Interesting... ok, Well Im going to try this anyways. I'll let you know how it
works out.
Just a question though:
you mentioned: "In my experience, reducing the dimensionality of the feature
columns rarely improves predictive accuracy but it often significantly
improves training time.'
I have a feeling there are aspects of my dataset that are non-linear in
nature. A PCA was not able to sepearate the data into two destinct groups
although it almost worked. Is there no chance that an isomap will help me
improve the separation?
JavR
I think I spoke too strongly. I ran a bunch of tests with some variations of
this method on about 60 datasets from the UCI repository and found little
improvement. It is always possible that your implementation will be better
than mine, and I think it is quite likely that many interesting problems are
not represented well by the UCI datasets. NLDR seems to be particularly
helpful with images.

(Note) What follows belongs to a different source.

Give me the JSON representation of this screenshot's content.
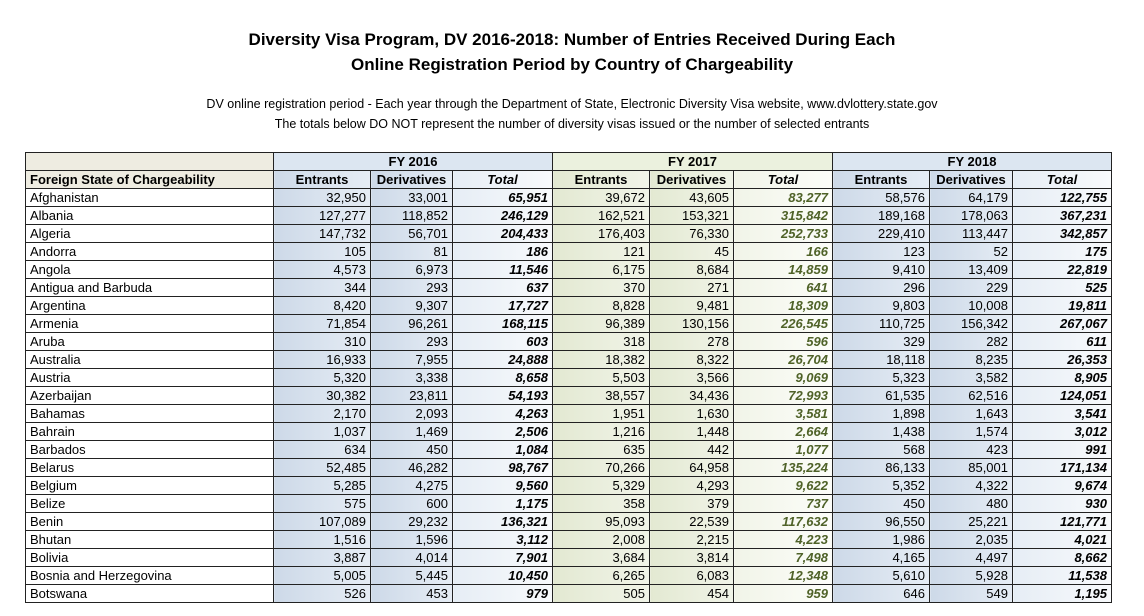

I'm pretty sure that the best score yet obtained with the
mnist hand-written digits dataset was obtained using some sort of semi-
supervised dimensionality reduction. If it turns out that a lossy
transformation, like NLDR, does have beneficial effects in some cases, and
those cases can be identified programmatically, then it seems that this should
be built into our learning algorithms.
Another issue you might encounter with Isomap is that it expects the
neighborhoods to be sufficiently large that it forms a connected graph. If
your data is separated into clusters, it might take large neighborhoods to
ensure there are no disconnected clusters.
I think you might be interested in algorithms designed specifically for
transduction (http://en.wikipedia.org/wiki/Transduction_%28machine_learning%2
9),
such as agglomerativetranducer and graphcuttransducer. These algorithms are
particularly well-suited for separating classes that lie on manifolds.